An important aspect in alcohol abuse-associated immune suppression is the loss of T helper CD4(+) lymphocytes, leading to impairment of multiple immune functions. Our work has shown that ethanol can sensitize CD4(+) T lymphocytes to caspase-3-dependent activation-induced cell death (AICD). It has been demonstrated that the formation of S-adenosylmethionine (SAMe) catalyzed by methionine adenosyltransferase (MAT) II is essential for CD4(+) T-cell activation and proliferation. Since ethanol is known to affect SAMe metabolism in hepatocytes, we investigated the effect of ethanol on MAT II activity/expression, SAMe biosynthesis and cell survival in CD4(+) T lymphocytes. We demonstrate for the first time that ethanol at a physiologically relevant concentration (25 mM) substantially decreased the enzymatic activity of MAT II in T lymphocytes. Ethanol was observed to decrease the transcription of MAT2A, which encodes the catalytic subunit of MAT II and is vital for MAT II activity and SAMe biosynthesis. Furthermore, correspondent to its effect on MAT II, ethanol decreased intracellular SAMe levels and enhanced caspase-3-dependent AICD. Importantly, restoration of intracellular SAMe levels by exogenous SAMe supplementation considerably decreased both caspase-3 activity and apoptotic death in T lymphocytes. In conclusion, our data show that MAT II and SAMe are critical molecular components essential for CD4(+) T-cell survival that are affected by ethanol, leading to enhanced AICD. Furthermore, these studies provide a clinical paradigm for the development of much needed therapy using SAMe supplementation in the treatment of immune dysfunction induced by alcohol abuse.

Acrolein enhances epigenetic modifications, FasL expression and hepatocyte toxicity induced by anti-HIV drug Zidovudine.

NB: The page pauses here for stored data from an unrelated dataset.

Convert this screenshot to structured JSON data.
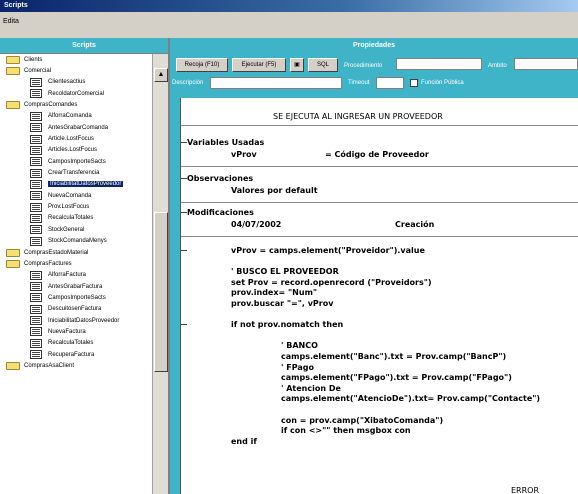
{
  "window": {
    "title": "Scripts"
  },
  "menu": {
    "items": [
      "Edita"
    ]
  },
  "left_panel": {
    "header": "Scripts",
    "tree": [
      {
        "label": "Clients",
        "level": 0,
        "type": "folder"
      },
      {
        "label": "Comercial",
        "level": 0,
        "type": "folder"
      },
      {
        "label": "Clientesactius",
        "level": 1,
        "type": "doc"
      },
      {
        "label": "RecoldatorComercial",
        "level": 1,
        "type": "doc"
      },
      {
        "label": "ComprasComandes",
        "level": 0,
        "type": "folder"
      },
      {
        "label": "AlforraComanda",
        "level": 1,
        "type": "doc"
      },
      {
        "label": "AntesGrabarComanda",
        "level": 1,
        "type": "doc"
      },
      {
        "label": "Article.LostFocus",
        "level": 1,
        "type": "doc"
      },
      {
        "label": "Articles.LostFocus",
        "level": 1,
        "type": "doc"
      },
      {
        "label": "CamposImporteSacts",
        "level": 1,
        "type": "doc"
      },
      {
        "label": "CrearTransferencia",
        "level": 1,
        "type": "doc"
      },
      {
        "label": "IniciabilitatDatosProveedor",
        "level": 1,
        "type": "doc",
        "selected": true
      },
      {
        "label": "NuevaComanda",
        "level": 1,
        "type": "doc"
      },
      {
        "label": "Prov.LostFocus",
        "level": 1,
        "type": "doc"
      },
      {
        "label": "RecalculaTotales",
        "level": 1,
        "type": "doc"
      },
      {
        "label": "StockGeneral",
        "level": 1,
        "type": "doc"
      },
      {
        "label": "StockComandaMenys",
        "level": 1,
        "type": "doc"
      },
      {
        "label": "ComprasEstadoMaterial",
        "level": 0,
        "type": "folder"
      },
      {
        "label": "ComprasFactures",
        "level": 0,
        "type": "folder"
      },
      {
        "label": "AlforraFactura",
        "level": 1,
        "type": "doc"
      },
      {
        "label": "AntesGrabarFactura",
        "level": 1,
        "type": "doc"
      },
      {
        "label": "CamposImporteSacts",
        "level": 1,
        "type": "doc"
      },
      {
        "label": "DescuitosenFactura",
        "level": 1,
        "type": "doc"
      },
      {
        "label": "IniciabilitatDatosProveedor",
        "level": 1,
        "type": "doc"
      },
      {
        "label": "NuevaFactura",
        "level": 1,
        "type": "doc"
      },
      {
        "label": "RecalculaTotales",
        "level": 1,
        "type": "doc"
      },
      {
        "label": "RecuperaFactura",
        "level": 1,
        "type": "doc"
      },
      {
        "label": "ComprasAsaClient",
        "level": 0,
        "type": "folder"
      }
    ]
  },
  "right_panel": {
    "header": "Propiedades",
    "toolbar": {
      "btn_1": "Recoja (F10)",
      "btn_2": "Ejecutar (F5)",
      "btn_3": "SQL",
      "label_1": "Procedimiento",
      "label_2": "Ambito",
      "label_3": "Descripción",
      "label_4": "Timeout",
      "label_5": "Función Pública"
    },
    "script": {
      "title": "SE EJECUTA AL INGRESAR UN PROVEEDOR",
      "sections": [
        {
          "heading": "Variables Usadas",
          "lines": [
            {
              "col1": "vProv",
              "col2": "= Código de Proveedor"
            }
          ]
        },
        {
          "heading": "Observaciones",
          "lines": [
            {
              "col1": "Valores por default",
              "col2": ""
            }
          ]
        },
        {
          "heading": "Modificaciones",
          "lines": [
            {
              "col1": "04/07/2002",
              "col2": "Creación"
            }
          ]
        }
      ],
      "code": [
        "vProv = camps.element(\"Proveidor\").value",
        "",
        "' BUSCO EL PROVEEDOR",
        "set Prov = record.openrecord (\"Proveidors\")",
        "prov.index= \"Num\"",
        "prov.buscar \"=\", vProv",
        "",
        "if not prov.nomatch then",
        "",
        "' BANCO",
        "camps.element(\"Banc\").txt      = Prov.camp(\"BancP\")",
        "' FPago",
        "camps.element(\"FPago\").txt     = Prov.camp(\"FPago\")",
        "' Atencion De",
        "camps.element(\"AtencioDe\").txt= Prov.camp(\"Contacte\")",
        "",
        "con = prov.camp(\"XibatoComanda\")",
        "if con <>\"\" then msgbox con",
        "end if"
      ],
      "footer_fragment": "ERROR"
    }
  }
}
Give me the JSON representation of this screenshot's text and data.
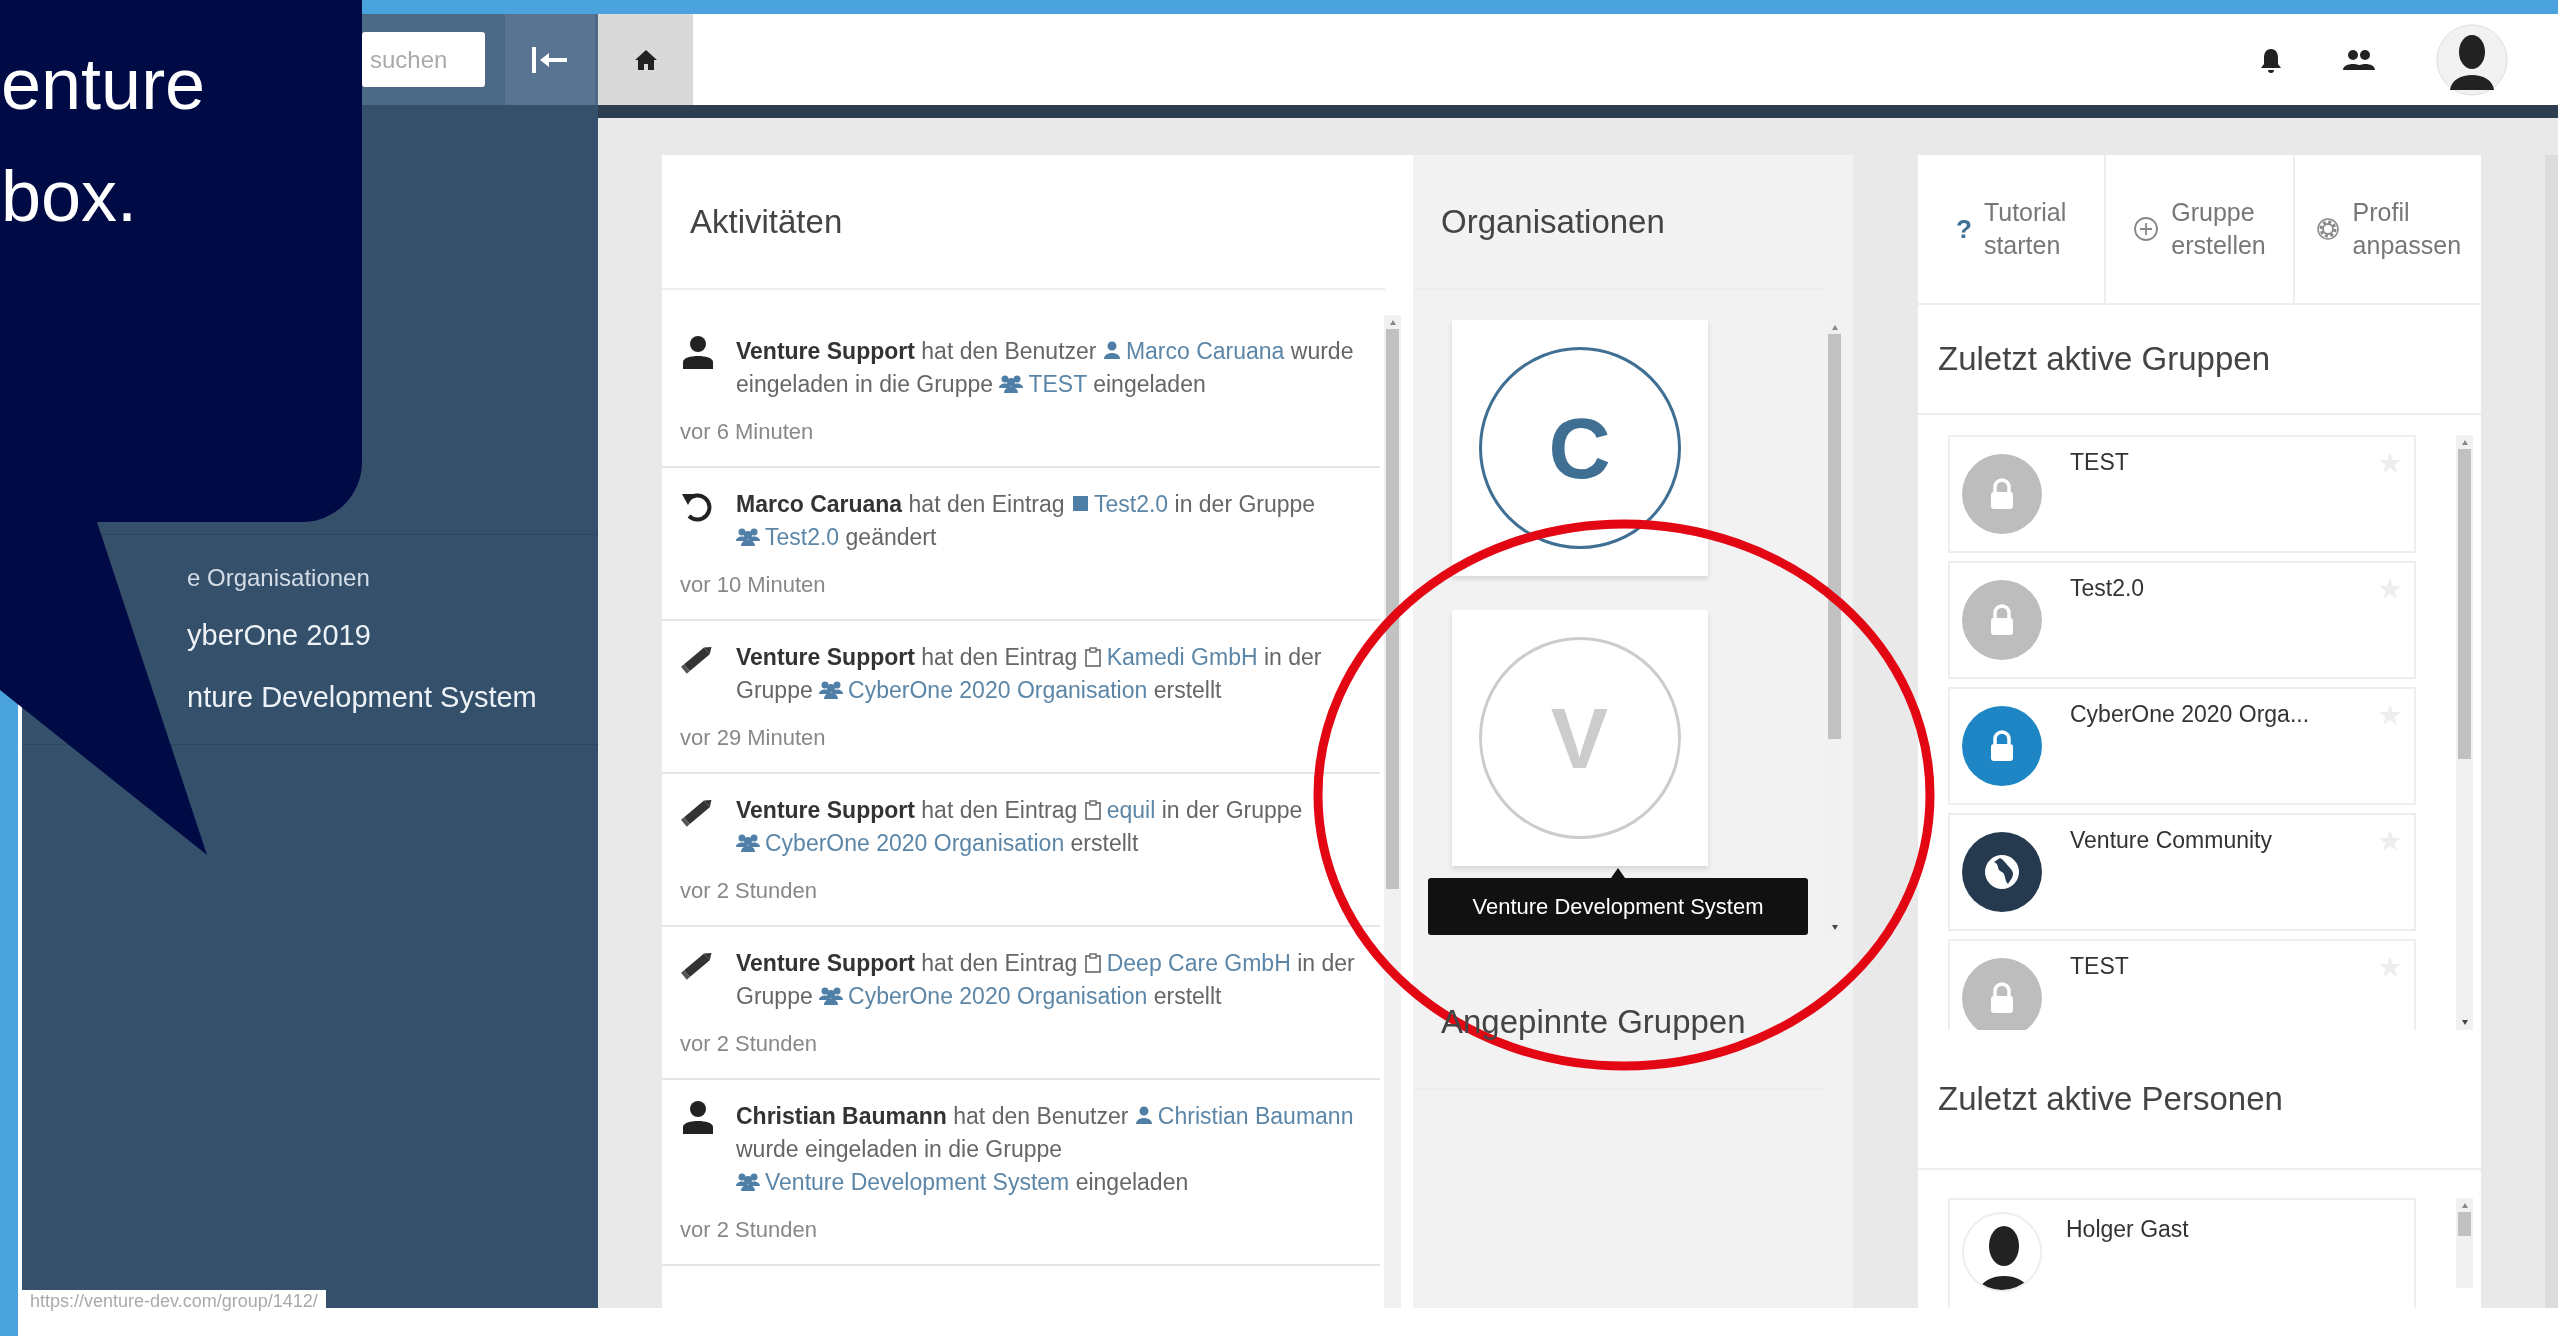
{
  "callout": {
    "lines": [
      "enture",
      "box."
    ]
  },
  "sidebar": {
    "search": {
      "placeholder": "suchen"
    },
    "items": [
      {
        "label": "e Organisationen",
        "kind": "heading"
      },
      {
        "label": "yberOne 2019",
        "kind": "link"
      },
      {
        "label": "nture Development System",
        "kind": "link"
      }
    ]
  },
  "activities": {
    "title": "Aktivitäten",
    "items": [
      {
        "kind": "invite",
        "time": "vor 6 Minuten",
        "segments": [
          {
            "kind": "actor",
            "text": "Venture Support"
          },
          {
            "kind": "plain",
            "text": " hat den Benutzer "
          },
          {
            "kind": "user_link",
            "text": "Marco Caruana"
          },
          {
            "kind": "plain",
            "text": " wurde eingeladen in die Gruppe "
          },
          {
            "kind": "group_link",
            "text": "TEST"
          },
          {
            "kind": "plain",
            "text": " eingeladen"
          }
        ]
      },
      {
        "kind": "undo",
        "time": "vor 10 Minuten",
        "segments": [
          {
            "kind": "actor",
            "text": "Marco Caruana"
          },
          {
            "kind": "plain",
            "text": " hat den Eintrag "
          },
          {
            "kind": "entry_link",
            "text": "Test2.0"
          },
          {
            "kind": "plain",
            "text": " in der Gruppe "
          },
          {
            "kind": "group_link",
            "text": "Test2.0"
          },
          {
            "kind": "plain",
            "text": " geändert"
          }
        ]
      },
      {
        "kind": "edit",
        "time": "vor 29 Minuten",
        "segments": [
          {
            "kind": "actor",
            "text": "Venture Support"
          },
          {
            "kind": "plain",
            "text": " hat den Eintrag "
          },
          {
            "kind": "doc_link",
            "text": "Kamedi GmbH"
          },
          {
            "kind": "plain",
            "text": " in der Gruppe "
          },
          {
            "kind": "group_link",
            "text": "CyberOne 2020 Organisation"
          },
          {
            "kind": "plain",
            "text": " erstellt"
          }
        ]
      },
      {
        "kind": "edit",
        "time": "vor 2 Stunden",
        "segments": [
          {
            "kind": "actor",
            "text": "Venture Support"
          },
          {
            "kind": "plain",
            "text": " hat den Eintrag "
          },
          {
            "kind": "doc_link",
            "text": "equil"
          },
          {
            "kind": "plain",
            "text": " in der Gruppe "
          },
          {
            "kind": "group_link",
            "text": "CyberOne 2020 Organisation"
          },
          {
            "kind": "plain",
            "text": " erstellt"
          }
        ]
      },
      {
        "kind": "edit",
        "time": "vor 2 Stunden",
        "segments": [
          {
            "kind": "actor",
            "text": "Venture Support"
          },
          {
            "kind": "plain",
            "text": " hat den Eintrag "
          },
          {
            "kind": "doc_link",
            "text": "Deep Care GmbH"
          },
          {
            "kind": "plain",
            "text": " in der Gruppe "
          },
          {
            "kind": "group_link",
            "text": "CyberOne 2020 Organisation"
          },
          {
            "kind": "plain",
            "text": " erstellt"
          }
        ]
      },
      {
        "kind": "invite",
        "time": "vor 2 Stunden",
        "segments": [
          {
            "kind": "actor",
            "text": "Christian Baumann"
          },
          {
            "kind": "plain",
            "text": " hat den Benutzer "
          },
          {
            "kind": "user_link",
            "text": "Christian Baumann"
          },
          {
            "kind": "plain",
            "text": " wurde eingeladen in die Gruppe "
          },
          {
            "kind": "group_link",
            "text": "Venture Development System"
          },
          {
            "kind": "plain",
            "text": " eingeladen"
          }
        ]
      }
    ]
  },
  "organisations": {
    "title": "Organisationen",
    "orgs": [
      {
        "letter": "C",
        "color": "#3f6f93"
      },
      {
        "letter": "V",
        "color": "#cccccc"
      }
    ],
    "tooltip": "Venture Development System",
    "pinned_title": "Angepinnte Gruppen"
  },
  "actions": [
    {
      "kind": "tutorial",
      "glyph": "?",
      "label": "Tutorial starten"
    },
    {
      "kind": "create",
      "label": "Gruppe erstellen"
    },
    {
      "kind": "settings",
      "label": "Profil anpassen"
    }
  ],
  "recent_groups": {
    "title": "Zuletzt aktive Gruppen",
    "items": [
      {
        "name": "TEST",
        "kind": "private",
        "starred": false
      },
      {
        "name": "Test2.0",
        "kind": "private",
        "starred": false
      },
      {
        "name": "CyberOne 2020 Orga...",
        "kind": "organisation",
        "starred": false
      },
      {
        "name": "Venture Community",
        "kind": "public",
        "starred": false
      },
      {
        "name": "TEST",
        "kind": "private",
        "starred": false
      }
    ]
  },
  "recent_people": {
    "title": "Zuletzt aktive Personen",
    "items": [
      {
        "name": "Holger Gast"
      }
    ]
  },
  "status_url": "https://venture-dev.com/group/1412/"
}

Zidovudine (AZT) remains the mainstay of antiretroviral therapy against HIV in resource-poor countries; however, its use is frequently associated with hepatotoxicity. Not all HIV patients on AZT develop hepatotoxicity, and the determining factors are unclear. Alcohol consumption and cigarette smoking are known risk factors for HIV hepatotoxicity, and both are significant sources of acrolein, a highly reactive and toxic aldehyde. This study examines the potential hepatotoxic interactions between acrolein and AZT. Our data demonstrate that acrolein markedly enhanced AZT-induced transcriptionally permissive histone modifications (H3K9Ac and H3K9Me3) allowing the recruitment of transcription factor NF-kB and RNA polymerase II at the FasL gene promoter, resulting in FasL upregulation and apoptosis in hepatocytes. Notably, the acrolein scavenger, hydralazine prevented these promoter-associated epigenetic changes and inhibited FasL upregulation and apoptosis induced by the combination of AZT and acrolein, as well as AZT alone. Our data strongly suggest that acrolein enhancement of promoter histone modifications and FasL upregulation are major pathogenic mechanisms driving AZT-induced hepatotoxicity. Moreover, these data also indicate the therapeutic potential of hydralazine in mitigating AZT hepatotoxicity.